Dalam kesilauan ku yang berangsur memulih, samar kuliahat langit putih tepat
diatasku. Setelah
kuperhatikan dengan sekasama, langit itu tidak terlalu laus, hanya seukuran dua
meter persegi.
Seiring
pandanganku semakin membaik, perlahan aku menurunkan pandnagan untuk meliahat dan
memastikan dimana aku berada saat ini. Kulihat
didepanku ada bak mandi yang besar dan tinggi, disampingnya ada closet WC,
kemudian gayung mandi, tempat sabun dan isinya. Sekarang aku di
tempat buang hajat pikirku.
Kekecewaan
serentak menyerang pikiranku. Hal yang tak pernah terpikir olehku sebelumnya.

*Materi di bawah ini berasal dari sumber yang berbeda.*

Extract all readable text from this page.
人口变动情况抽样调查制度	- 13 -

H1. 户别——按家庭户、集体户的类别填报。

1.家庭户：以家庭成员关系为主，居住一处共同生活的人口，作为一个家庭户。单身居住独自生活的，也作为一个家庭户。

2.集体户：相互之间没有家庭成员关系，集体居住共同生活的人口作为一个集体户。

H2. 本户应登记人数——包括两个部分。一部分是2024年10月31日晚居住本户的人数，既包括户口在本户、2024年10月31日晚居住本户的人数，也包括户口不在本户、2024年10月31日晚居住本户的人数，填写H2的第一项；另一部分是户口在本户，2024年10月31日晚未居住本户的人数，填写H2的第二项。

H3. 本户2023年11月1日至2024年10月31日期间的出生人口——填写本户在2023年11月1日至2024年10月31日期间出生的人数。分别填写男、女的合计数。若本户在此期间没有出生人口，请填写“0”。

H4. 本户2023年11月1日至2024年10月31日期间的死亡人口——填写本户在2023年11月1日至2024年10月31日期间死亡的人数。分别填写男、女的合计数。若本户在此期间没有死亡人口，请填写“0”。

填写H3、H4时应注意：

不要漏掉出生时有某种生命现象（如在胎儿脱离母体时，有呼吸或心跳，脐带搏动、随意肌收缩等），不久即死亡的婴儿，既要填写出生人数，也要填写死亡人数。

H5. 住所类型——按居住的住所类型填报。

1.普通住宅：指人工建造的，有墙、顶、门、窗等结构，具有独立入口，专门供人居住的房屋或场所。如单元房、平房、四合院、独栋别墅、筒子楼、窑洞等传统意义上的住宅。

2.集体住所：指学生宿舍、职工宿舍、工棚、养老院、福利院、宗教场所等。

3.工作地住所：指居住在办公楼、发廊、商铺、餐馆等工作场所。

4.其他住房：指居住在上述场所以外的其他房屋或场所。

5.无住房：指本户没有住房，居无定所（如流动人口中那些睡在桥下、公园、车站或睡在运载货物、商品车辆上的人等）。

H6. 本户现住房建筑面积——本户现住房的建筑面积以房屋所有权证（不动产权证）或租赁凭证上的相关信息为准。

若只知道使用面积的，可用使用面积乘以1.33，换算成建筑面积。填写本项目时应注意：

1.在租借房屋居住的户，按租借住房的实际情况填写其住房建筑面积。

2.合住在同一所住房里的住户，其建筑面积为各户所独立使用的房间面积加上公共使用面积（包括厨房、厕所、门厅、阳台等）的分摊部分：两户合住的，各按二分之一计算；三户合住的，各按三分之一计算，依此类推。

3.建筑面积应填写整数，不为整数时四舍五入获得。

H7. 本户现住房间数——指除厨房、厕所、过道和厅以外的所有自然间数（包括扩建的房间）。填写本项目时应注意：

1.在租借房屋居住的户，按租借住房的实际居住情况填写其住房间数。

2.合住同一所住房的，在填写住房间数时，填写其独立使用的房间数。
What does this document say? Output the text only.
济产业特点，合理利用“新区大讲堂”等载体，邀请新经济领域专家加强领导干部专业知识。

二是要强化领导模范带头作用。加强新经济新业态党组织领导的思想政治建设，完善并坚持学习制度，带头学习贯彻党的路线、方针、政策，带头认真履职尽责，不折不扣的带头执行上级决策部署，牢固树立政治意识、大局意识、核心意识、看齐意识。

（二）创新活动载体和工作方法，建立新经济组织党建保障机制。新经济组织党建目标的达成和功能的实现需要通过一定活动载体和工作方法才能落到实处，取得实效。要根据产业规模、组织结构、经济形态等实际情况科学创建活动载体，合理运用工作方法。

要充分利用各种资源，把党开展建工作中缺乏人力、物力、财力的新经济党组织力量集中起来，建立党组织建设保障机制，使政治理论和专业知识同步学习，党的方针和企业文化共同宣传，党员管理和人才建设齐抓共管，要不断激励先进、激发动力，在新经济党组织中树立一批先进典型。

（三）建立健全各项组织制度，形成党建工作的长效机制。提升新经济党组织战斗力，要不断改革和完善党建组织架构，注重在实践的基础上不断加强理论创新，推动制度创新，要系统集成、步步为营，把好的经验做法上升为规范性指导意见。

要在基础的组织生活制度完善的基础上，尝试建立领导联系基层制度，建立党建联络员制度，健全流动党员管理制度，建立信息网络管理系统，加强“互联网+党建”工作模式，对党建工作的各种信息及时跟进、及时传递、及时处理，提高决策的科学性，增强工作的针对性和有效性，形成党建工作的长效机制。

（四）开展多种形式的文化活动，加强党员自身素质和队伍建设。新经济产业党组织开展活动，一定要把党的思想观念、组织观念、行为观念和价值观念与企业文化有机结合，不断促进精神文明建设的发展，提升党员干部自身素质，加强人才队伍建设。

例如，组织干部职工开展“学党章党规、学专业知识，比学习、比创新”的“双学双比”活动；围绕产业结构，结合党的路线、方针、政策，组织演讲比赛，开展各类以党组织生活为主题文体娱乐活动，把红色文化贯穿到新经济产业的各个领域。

Begitu teganya kakek menempatkanku disini. Lebih baik aku digunakan untuk
maksiat dan berbuat sia-sia daripada harus menapaki rumah setan setiap harinya,
batinku.
“oh, disini ya sandalnya kek”, kudengar suara Dimas dibalakangku.
“iya dimas,
habis WC kita tidak ada sandalnya”
“kenapa harus
di WC kek, kasian kan sandalnya, setiap hari dipakai untuk nginjak najis”
“bukan begitu
Dimas, daripada kaki dimas langsung yang nginjak najisnya terus dibawa
kemana-mana lalu najis semua, ayo gimana?”
“iya sih kek,
tapi bagaimanapun juga, sandal ini kan sebelumnya kakek bawa untuk kebaikan
terus, masa akhirnya hanya untuk alas kaki di WC”
“nah itu dia, melindungi
kita dari najis itu juga sebuah kabikan loh. Dimas tau gak, kalo Rosululloh itu
setiap ke tempat buang hajat pakai alas kaki”
“gak tau kek?”
“pantas saja,
nah mulai sekarang pakailah sandal setiap didalam WC, karna itu sunnah
Rosululloh”
“oh.. begitu
yaa, iya deh kek, Dimas akan selalu pakai sandal kalo di dalam WC”
“nah begitu..
Cucu pintar”
Dalam kegelapan ini aku aku terfikir
lagi betapa beruntungnya aku, walau aku tidak berada ditempat yang mulia, namun aku
masih berguna untuk hal yang mulia. Disinilah
aku akan berakhir, menggunakan sisa-sisa kehidupanku. Dan aku merasa bangga telah menjadi bagian dari sunah
Nabi Muhammad Salallahu Alaihi Wassalam.